やっと唇を離した旬は、奈津美を堪能したことに満足気に笑っていた。

「もう……リップ塗り直さなきゃ」

 熱い口付けと抱擁の後でも必死に冷静を装い、出勤のために切り替えて鏡に向き直った。


「ナツ~」


「きゃっ!」

 旬が昨夜のように後ろから抱きついてきた。


「旬! 離してっ。リップ塗れないでしょ! …やだ、ちょっと! どこ触ってんの!?」

 旬は奈津美の太股や腰周りを撫でるように触っていた。それは昨夜、ベッドの中でされた愛撫と同じようなものだった。


「ダメ! あたし今から仕事なんだから…」


「触るだけ~」

 そう言って胸に手を伸ばした。


「やだっ……あっ」


「ナツのエッチ~。
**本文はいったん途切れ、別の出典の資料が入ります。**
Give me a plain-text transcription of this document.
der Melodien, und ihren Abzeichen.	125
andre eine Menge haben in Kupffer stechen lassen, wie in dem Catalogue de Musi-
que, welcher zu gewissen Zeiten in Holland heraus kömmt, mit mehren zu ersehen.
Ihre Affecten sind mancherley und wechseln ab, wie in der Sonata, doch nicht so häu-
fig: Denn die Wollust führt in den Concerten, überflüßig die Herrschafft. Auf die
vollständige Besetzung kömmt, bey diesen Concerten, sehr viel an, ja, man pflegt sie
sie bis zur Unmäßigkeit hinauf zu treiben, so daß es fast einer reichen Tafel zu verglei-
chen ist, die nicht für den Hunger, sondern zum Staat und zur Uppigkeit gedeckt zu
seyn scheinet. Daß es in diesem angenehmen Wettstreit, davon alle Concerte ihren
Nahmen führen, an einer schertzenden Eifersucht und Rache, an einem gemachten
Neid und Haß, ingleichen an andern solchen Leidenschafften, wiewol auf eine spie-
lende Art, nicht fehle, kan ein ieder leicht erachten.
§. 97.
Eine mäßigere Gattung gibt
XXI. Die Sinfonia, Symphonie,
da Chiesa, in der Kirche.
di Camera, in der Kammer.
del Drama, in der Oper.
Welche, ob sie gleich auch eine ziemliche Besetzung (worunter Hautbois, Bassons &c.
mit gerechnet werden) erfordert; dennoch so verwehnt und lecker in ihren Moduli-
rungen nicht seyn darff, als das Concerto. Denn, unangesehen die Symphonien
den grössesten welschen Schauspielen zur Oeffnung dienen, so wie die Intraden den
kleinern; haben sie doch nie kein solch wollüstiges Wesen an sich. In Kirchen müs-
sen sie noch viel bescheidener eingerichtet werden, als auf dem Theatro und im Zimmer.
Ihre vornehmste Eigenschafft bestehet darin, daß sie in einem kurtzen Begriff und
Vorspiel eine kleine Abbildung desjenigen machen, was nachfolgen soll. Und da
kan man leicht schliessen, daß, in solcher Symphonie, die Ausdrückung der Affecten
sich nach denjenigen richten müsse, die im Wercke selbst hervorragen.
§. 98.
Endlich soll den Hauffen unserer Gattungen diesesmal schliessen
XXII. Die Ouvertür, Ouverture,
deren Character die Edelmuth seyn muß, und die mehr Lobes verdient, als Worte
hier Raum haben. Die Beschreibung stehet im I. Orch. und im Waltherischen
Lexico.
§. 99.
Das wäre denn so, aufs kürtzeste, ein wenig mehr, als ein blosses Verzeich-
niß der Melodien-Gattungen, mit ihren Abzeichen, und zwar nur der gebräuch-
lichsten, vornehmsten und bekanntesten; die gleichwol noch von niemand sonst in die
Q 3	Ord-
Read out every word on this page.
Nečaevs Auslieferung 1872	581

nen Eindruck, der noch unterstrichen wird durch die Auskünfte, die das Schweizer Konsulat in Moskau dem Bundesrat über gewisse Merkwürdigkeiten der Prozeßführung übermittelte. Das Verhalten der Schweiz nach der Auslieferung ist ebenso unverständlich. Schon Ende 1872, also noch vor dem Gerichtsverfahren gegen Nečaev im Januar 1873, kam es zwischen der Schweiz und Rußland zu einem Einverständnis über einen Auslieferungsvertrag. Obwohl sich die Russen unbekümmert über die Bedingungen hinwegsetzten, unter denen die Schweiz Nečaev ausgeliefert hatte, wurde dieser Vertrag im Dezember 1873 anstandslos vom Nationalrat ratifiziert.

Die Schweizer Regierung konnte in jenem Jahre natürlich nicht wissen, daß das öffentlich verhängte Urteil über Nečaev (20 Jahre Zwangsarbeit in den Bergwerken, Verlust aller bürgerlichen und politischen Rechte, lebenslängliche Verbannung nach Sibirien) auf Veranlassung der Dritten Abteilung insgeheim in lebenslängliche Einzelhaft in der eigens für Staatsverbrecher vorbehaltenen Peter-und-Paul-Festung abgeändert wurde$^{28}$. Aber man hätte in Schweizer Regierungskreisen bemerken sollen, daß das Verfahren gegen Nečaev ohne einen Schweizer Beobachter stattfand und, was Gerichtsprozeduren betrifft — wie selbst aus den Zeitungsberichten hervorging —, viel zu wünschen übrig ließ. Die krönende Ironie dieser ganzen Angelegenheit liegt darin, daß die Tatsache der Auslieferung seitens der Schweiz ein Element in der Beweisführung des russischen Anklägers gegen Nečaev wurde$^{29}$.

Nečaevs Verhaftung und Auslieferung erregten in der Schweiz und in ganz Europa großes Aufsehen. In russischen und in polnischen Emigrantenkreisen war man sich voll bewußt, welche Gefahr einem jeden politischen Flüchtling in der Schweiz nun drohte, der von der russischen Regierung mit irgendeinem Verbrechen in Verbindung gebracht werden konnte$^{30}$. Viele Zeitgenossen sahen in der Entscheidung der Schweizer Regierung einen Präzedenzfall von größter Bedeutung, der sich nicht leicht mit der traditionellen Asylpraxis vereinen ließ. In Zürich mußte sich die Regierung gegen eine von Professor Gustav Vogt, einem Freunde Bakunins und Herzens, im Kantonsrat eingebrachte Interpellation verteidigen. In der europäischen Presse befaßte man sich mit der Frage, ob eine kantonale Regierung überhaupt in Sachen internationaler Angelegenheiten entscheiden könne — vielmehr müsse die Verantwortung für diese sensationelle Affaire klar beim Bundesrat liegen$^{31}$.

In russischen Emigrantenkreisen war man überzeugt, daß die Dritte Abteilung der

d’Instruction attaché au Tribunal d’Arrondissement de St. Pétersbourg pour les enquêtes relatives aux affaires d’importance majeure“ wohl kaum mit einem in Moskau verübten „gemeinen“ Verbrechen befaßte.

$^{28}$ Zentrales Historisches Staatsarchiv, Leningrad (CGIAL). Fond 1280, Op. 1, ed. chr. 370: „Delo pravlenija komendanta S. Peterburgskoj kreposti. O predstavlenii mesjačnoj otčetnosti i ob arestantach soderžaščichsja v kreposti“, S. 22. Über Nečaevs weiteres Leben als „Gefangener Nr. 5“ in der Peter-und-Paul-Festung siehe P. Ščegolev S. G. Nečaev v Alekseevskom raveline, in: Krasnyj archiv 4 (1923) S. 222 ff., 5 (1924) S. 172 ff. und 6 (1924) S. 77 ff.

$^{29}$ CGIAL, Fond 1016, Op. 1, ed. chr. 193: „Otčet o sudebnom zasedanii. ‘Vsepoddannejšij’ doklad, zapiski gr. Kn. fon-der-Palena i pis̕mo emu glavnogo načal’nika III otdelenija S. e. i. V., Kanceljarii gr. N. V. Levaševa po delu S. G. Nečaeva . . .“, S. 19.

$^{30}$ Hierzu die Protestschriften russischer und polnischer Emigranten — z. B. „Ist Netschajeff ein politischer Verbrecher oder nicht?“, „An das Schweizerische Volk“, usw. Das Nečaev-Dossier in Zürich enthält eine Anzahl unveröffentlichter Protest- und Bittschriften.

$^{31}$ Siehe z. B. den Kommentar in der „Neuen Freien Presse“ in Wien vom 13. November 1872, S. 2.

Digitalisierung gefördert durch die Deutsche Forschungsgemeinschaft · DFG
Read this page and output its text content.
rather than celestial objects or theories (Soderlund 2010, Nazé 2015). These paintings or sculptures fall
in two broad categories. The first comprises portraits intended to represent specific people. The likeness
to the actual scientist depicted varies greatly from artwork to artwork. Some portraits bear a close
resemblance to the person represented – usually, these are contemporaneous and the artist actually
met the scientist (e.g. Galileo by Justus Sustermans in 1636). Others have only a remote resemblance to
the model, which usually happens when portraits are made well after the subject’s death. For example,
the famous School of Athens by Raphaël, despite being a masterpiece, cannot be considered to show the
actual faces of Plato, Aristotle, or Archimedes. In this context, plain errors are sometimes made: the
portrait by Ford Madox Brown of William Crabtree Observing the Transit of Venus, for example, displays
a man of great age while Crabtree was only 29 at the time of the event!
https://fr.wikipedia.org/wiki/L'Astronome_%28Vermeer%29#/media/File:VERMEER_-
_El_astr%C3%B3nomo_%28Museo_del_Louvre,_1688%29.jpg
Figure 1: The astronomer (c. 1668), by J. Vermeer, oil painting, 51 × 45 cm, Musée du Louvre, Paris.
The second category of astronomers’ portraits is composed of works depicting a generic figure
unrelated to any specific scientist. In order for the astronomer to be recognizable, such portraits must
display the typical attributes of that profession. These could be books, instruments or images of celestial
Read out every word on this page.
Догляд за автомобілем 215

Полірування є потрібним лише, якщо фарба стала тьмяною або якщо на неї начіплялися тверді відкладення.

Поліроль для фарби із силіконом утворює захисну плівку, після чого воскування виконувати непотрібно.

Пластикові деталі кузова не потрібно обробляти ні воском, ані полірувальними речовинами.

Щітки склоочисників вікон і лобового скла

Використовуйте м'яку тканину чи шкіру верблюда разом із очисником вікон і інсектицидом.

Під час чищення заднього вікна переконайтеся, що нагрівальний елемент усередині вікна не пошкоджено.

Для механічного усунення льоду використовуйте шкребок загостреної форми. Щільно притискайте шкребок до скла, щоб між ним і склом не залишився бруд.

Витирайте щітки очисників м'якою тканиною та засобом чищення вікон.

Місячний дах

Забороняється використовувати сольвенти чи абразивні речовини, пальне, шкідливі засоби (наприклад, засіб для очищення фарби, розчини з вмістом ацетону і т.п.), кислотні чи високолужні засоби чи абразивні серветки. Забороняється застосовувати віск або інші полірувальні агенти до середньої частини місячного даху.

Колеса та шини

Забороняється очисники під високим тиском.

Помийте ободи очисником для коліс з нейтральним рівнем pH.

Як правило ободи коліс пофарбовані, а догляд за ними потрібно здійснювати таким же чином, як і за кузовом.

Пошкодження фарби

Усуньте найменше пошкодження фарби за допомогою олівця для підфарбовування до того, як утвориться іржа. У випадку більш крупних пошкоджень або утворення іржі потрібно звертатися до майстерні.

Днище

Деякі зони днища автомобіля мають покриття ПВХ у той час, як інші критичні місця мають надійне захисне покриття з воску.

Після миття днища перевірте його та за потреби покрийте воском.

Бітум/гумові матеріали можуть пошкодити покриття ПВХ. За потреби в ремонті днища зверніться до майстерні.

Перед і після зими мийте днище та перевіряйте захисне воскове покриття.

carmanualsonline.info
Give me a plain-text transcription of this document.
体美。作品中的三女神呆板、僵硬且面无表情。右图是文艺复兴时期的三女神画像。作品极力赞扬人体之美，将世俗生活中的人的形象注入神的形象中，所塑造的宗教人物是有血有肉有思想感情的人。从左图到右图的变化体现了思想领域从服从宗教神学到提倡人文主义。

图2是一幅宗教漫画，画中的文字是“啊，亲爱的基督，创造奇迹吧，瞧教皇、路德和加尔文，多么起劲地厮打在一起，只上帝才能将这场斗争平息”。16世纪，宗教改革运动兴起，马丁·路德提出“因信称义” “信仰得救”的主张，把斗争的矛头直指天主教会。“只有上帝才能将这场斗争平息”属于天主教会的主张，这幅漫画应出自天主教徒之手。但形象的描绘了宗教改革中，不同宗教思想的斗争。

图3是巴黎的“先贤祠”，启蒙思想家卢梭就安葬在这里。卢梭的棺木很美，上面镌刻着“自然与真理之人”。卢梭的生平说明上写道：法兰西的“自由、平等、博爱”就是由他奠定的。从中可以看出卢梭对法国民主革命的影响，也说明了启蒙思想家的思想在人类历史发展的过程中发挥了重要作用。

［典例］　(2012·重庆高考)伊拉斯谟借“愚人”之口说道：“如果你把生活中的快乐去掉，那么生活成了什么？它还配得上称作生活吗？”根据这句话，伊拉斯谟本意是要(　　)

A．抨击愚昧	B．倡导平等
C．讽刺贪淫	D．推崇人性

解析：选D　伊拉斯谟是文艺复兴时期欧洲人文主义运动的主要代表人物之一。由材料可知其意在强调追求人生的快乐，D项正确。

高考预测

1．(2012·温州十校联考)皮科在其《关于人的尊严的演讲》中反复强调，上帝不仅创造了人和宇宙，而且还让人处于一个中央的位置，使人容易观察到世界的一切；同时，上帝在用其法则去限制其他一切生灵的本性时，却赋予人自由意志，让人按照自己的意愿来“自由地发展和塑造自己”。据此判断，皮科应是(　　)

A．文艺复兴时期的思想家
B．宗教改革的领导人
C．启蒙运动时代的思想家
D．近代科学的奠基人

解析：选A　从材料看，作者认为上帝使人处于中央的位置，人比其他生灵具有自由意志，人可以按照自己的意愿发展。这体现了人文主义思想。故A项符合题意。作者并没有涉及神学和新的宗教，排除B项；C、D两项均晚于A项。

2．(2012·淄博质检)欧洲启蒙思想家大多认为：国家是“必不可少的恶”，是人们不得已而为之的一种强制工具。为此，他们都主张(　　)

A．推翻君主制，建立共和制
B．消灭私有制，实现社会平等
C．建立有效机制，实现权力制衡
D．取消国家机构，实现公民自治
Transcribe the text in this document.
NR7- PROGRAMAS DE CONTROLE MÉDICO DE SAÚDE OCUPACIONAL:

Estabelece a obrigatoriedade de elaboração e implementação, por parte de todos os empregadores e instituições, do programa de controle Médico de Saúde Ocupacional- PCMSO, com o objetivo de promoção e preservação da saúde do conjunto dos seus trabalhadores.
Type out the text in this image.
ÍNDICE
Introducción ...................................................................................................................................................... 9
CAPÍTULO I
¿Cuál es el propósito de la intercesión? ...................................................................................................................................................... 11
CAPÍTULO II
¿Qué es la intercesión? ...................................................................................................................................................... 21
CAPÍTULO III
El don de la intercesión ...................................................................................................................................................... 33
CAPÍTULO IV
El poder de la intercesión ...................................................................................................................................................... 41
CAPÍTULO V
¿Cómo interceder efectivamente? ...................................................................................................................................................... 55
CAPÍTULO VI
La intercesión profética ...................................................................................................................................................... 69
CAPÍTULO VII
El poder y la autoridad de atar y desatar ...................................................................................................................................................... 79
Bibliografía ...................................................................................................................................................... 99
感度いいんだからなぁ」

 反応してしまった奈津美を見て、旬がニヤニヤと笑う。


「もうっ! ふざけないで!」

 奈津美は真っ赤になって口紅を持った手を振り、旬を引き剥がそうとした。


「あ……!」


 勢い良く腕をふった拍子に、奈津美の手から口紅が落ちた。もちろんキャップをつけていない。

 床に着地した口紅は見事に根元からポッキリと折れてしまった。